Wenn die blaue Stunde kommt, fängt der Riese in den Swarovski-Kristallwelten in Wattens an zu träumen und entzündet im Freien ein Feuerwerk aus Farben und Klängen. Der Winter hat das schwarze Spiegelwasser im Garten des Riesen längst mit einer Eisschicht überzogen, und die mit Maschendraht geformten Wolken tragen stattliche Schneehauben. Die auf der Unterseite befestigten 800.000 Kristalle tun, was sie sollen – glänzen und funkeln wie Sterne in der Nacht. Am immer schwärzer werdenden Abendhimmel gibt sich allerdings erst der Mond die Ehre. Trotz klarer Nacht und fast formvollendet, hat selbst der Erdtrabant Mühe, mit dem Strahlen hier unten mitzuhalten. Es empfiehlt sich, ein paar Schritte zurückzutreten und vom Hügel des Gartens aus einen Blick auf die Installation zu werfen. Eigens komponierte Sounds weben einen Klangteppich, der durch Lichteffekte verstärkt wird. 15 Minuten dauert die Licht- und Klangshow, die das Produkt des Künstlerkollektivs Playmodes ist und zwischen 17 und 21 Uhr zu jeder vollen und halben Stunden aufgeführt wird.

Der Abend ist der Nacht gewichen, und die Extremitäten verlangen nach Wärme. Zeit, in das Innere des Riesen vorzudringen, der dort seine Wunderkammern bewacht. Nicht eine Sage liegt dieser Geschichte zu Grunde, sondern André Heller erdachte sie sich 1995 zum 100-jährigen Jubiläum von Swarovski.

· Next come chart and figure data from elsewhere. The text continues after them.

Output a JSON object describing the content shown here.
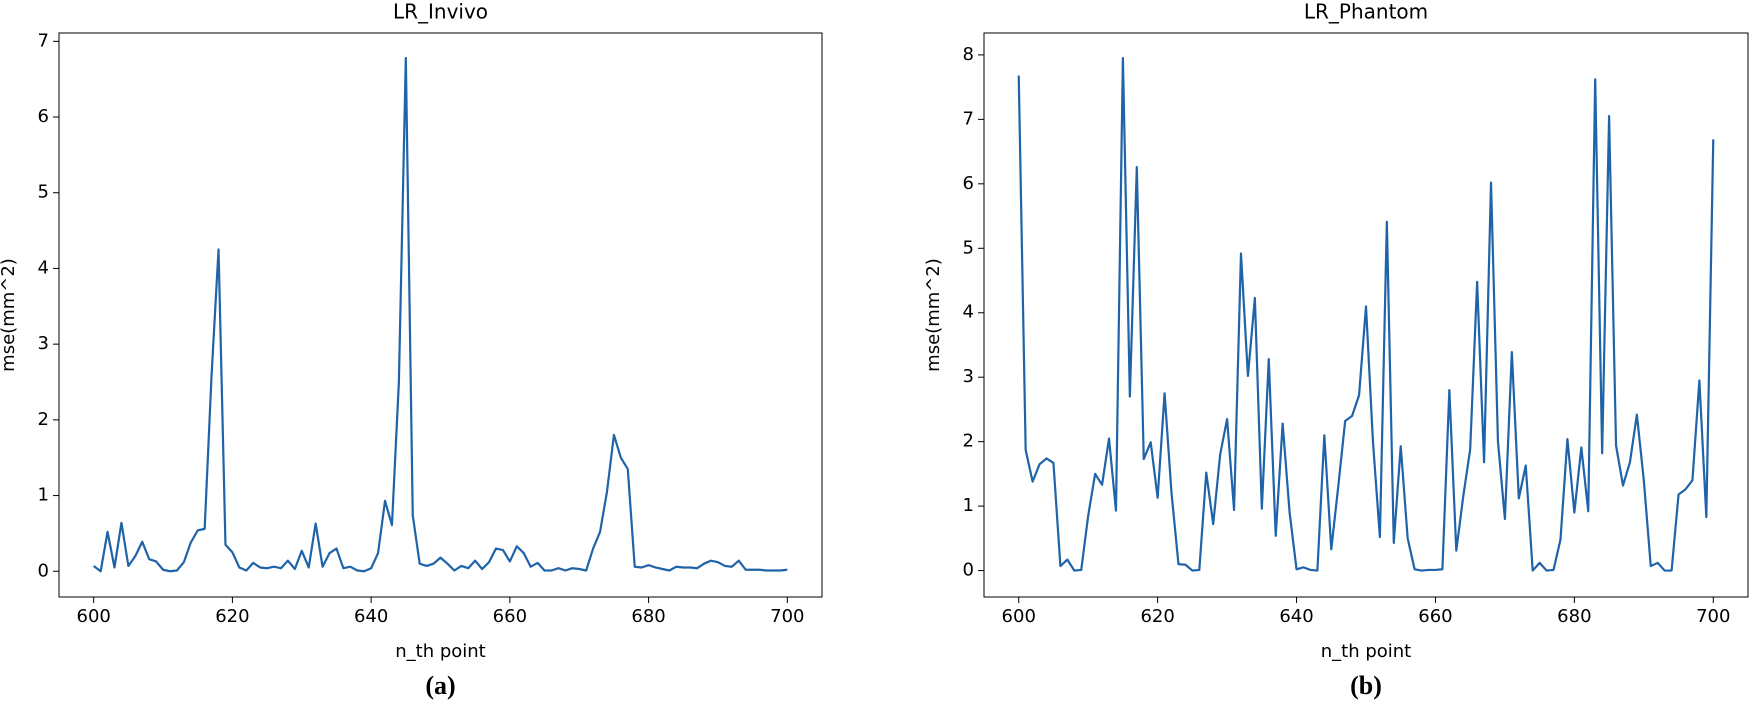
{
  "chart_data": [
    {
      "type": "line",
      "title": "LR_Invivo",
      "x_label": "n_th point",
      "y_label": "mse(mm^2)",
      "caption": "(a)",
      "x": [
        600,
        601,
        602,
        603,
        604,
        605,
        606,
        607,
        608,
        609,
        610,
        611,
        612,
        613,
        614,
        615,
        616,
        617,
        618,
        619,
        620,
        621,
        622,
        623,
        624,
        625,
        626,
        627,
        628,
        629,
        630,
        631,
        632,
        633,
        634,
        635,
        636,
        637,
        638,
        639,
        640,
        641,
        642,
        643,
        644,
        645,
        646,
        647,
        648,
        649,
        650,
        651,
        652,
        653,
        654,
        655,
        656,
        657,
        658,
        659,
        660,
        661,
        662,
        663,
        664,
        665,
        666,
        667,
        668,
        669,
        670,
        671,
        672,
        673,
        674,
        675,
        676,
        677,
        678,
        679,
        680,
        681,
        682,
        683,
        684,
        685,
        686,
        687,
        688,
        689,
        690,
        691,
        692,
        693,
        694,
        695,
        696,
        697,
        698,
        699,
        700
      ],
      "series": [
        {
          "name": "LR_Invivo",
          "color": "#1f63a8",
          "values": [
            0.07,
            0.0,
            0.52,
            0.05,
            0.64,
            0.07,
            0.2,
            0.39,
            0.16,
            0.13,
            0.02,
            0.0,
            0.01,
            0.12,
            0.38,
            0.54,
            0.56,
            2.6,
            4.25,
            0.35,
            0.25,
            0.05,
            0.01,
            0.11,
            0.05,
            0.04,
            0.06,
            0.04,
            0.14,
            0.03,
            0.27,
            0.05,
            0.63,
            0.06,
            0.24,
            0.3,
            0.04,
            0.06,
            0.01,
            0.0,
            0.04,
            0.24,
            0.93,
            0.61,
            2.5,
            6.78,
            0.74,
            0.1,
            0.07,
            0.1,
            0.18,
            0.1,
            0.01,
            0.07,
            0.04,
            0.14,
            0.03,
            0.12,
            0.3,
            0.28,
            0.13,
            0.33,
            0.24,
            0.06,
            0.11,
            0.01,
            0.01,
            0.04,
            0.01,
            0.04,
            0.03,
            0.01,
            0.3,
            0.52,
            1.05,
            1.8,
            1.5,
            1.35,
            0.06,
            0.05,
            0.08,
            0.05,
            0.03,
            0.01,
            0.06,
            0.05,
            0.05,
            0.04,
            0.1,
            0.14,
            0.12,
            0.07,
            0.06,
            0.14,
            0.02,
            0.02,
            0.02,
            0.01,
            0.01,
            0.01,
            0.02
          ]
        }
      ],
      "xlim": [
        595,
        705
      ],
      "xticks": [
        600,
        620,
        640,
        660,
        680,
        700
      ],
      "ylim": [
        -0.34,
        7.11
      ],
      "yticks": [
        0,
        1,
        2,
        3,
        4,
        5,
        6,
        7
      ],
      "grid": false
    },
    {
      "type": "line",
      "title": "LR_Phantom",
      "x_label": "n_th point",
      "y_label": "mse(mm^2)",
      "caption": "(b)",
      "x": [
        600,
        601,
        602,
        603,
        604,
        605,
        606,
        607,
        608,
        609,
        610,
        611,
        612,
        613,
        614,
        615,
        616,
        617,
        618,
        619,
        620,
        621,
        622,
        623,
        624,
        625,
        626,
        627,
        628,
        629,
        630,
        631,
        632,
        633,
        634,
        635,
        636,
        637,
        638,
        639,
        640,
        641,
        642,
        643,
        644,
        645,
        646,
        647,
        648,
        649,
        650,
        651,
        652,
        653,
        654,
        655,
        656,
        657,
        658,
        659,
        660,
        661,
        662,
        663,
        664,
        665,
        666,
        667,
        668,
        669,
        670,
        671,
        672,
        673,
        674,
        675,
        676,
        677,
        678,
        679,
        680,
        681,
        682,
        683,
        684,
        685,
        686,
        687,
        688,
        689,
        690,
        691,
        692,
        693,
        694,
        695,
        696,
        697,
        698,
        699,
        700
      ],
      "series": [
        {
          "name": "LR_Phantom",
          "color": "#1f63a8",
          "values": [
            7.68,
            1.87,
            1.38,
            1.65,
            1.74,
            1.67,
            0.07,
            0.17,
            0.0,
            0.01,
            0.85,
            1.5,
            1.33,
            2.05,
            0.93,
            7.95,
            2.7,
            6.26,
            1.73,
            1.99,
            1.13,
            2.75,
            1.2,
            0.1,
            0.09,
            0.0,
            0.01,
            1.52,
            0.72,
            1.8,
            2.35,
            0.94,
            4.92,
            3.02,
            4.23,
            0.96,
            3.28,
            0.54,
            2.28,
            0.9,
            0.02,
            0.05,
            0.01,
            0.0,
            2.1,
            0.33,
            1.3,
            2.32,
            2.4,
            2.72,
            4.1,
            2.0,
            0.52,
            5.41,
            0.43,
            1.93,
            0.5,
            0.02,
            0.0,
            0.01,
            0.01,
            0.02,
            2.8,
            0.31,
            1.15,
            1.88,
            4.48,
            1.68,
            6.02,
            2.0,
            0.8,
            3.39,
            1.12,
            1.63,
            0.0,
            0.12,
            0.0,
            0.01,
            0.48,
            2.04,
            0.9,
            1.91,
            0.92,
            7.62,
            1.82,
            7.05,
            1.94,
            1.32,
            1.68,
            2.42,
            1.4,
            0.07,
            0.12,
            0.0,
            0.0,
            1.18,
            1.26,
            1.4,
            2.95,
            0.83,
            6.69
          ]
        }
      ],
      "xlim": [
        595,
        705
      ],
      "xticks": [
        600,
        620,
        640,
        660,
        680,
        700
      ],
      "ylim": [
        -0.41,
        8.34
      ],
      "yticks": [
        0,
        1,
        2,
        3,
        4,
        5,
        6,
        7,
        8
      ],
      "grid": false
    }
  ]
}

Das ursprüngliche Prinzip dieser Wunderkammern basiert auf der historischen Wunderkammer im Schloss Ambras, die im 16. Jahrhundert als Universalsammlung das gesamte Wissen ihrer Zeit zu erfassen versuchte. In den Wunderkammern der Swarovski-Kristallwelten interpretieren international und national renommierte Künstler, Designer und Architekten Kristall auf ihre jeweilige Art.

17 Kammern sind es mittlerweile, die sich Raum um Raum erwandern lassen. 300.000 Besucher tun das jährlich. Ein Drittel kommt mittlerweile aus Indien. Auslöser war ein Bollywood-Film, der 1999 hier gedreht wurde. In einem solchen wähnt sich, wer die fünfte Kammer betritt. In einem "Palast der Liebe" überschüttet der indische Designer Manish Arora den Besucher mit kitschig-bunten Herzen und Liebesbotschaften, die da etwa lauten: Seien Sie bereit für die Liebe! Die Botschaft von Yayoi Kusama ist eine andere. Die 93-jährige japanische Künstlerin, seit Jahrzehnten freiwillig in einer Nervenheilanstalt lebend, erschafft mit einem einzelnen Swarovski-Kristallluster in eine rundum verspiegelten Raum die Illusion von Unendlichkeit. Immer nur höchstens sechs Personen dürfen in den kleinen Raum, so will es die Künstlerin. Mühelos wandelt man durch diese Glitzerwelt, die in einer Kammer des Konsums endet. Im Kristallwelten-Store glitzern die Swarovski-Schmuckstücke. International ist man auch hier. Es gibt das chinesische Bezahlsystem Alipay, und die Mitarbeiter kommen aus 30 Nationen.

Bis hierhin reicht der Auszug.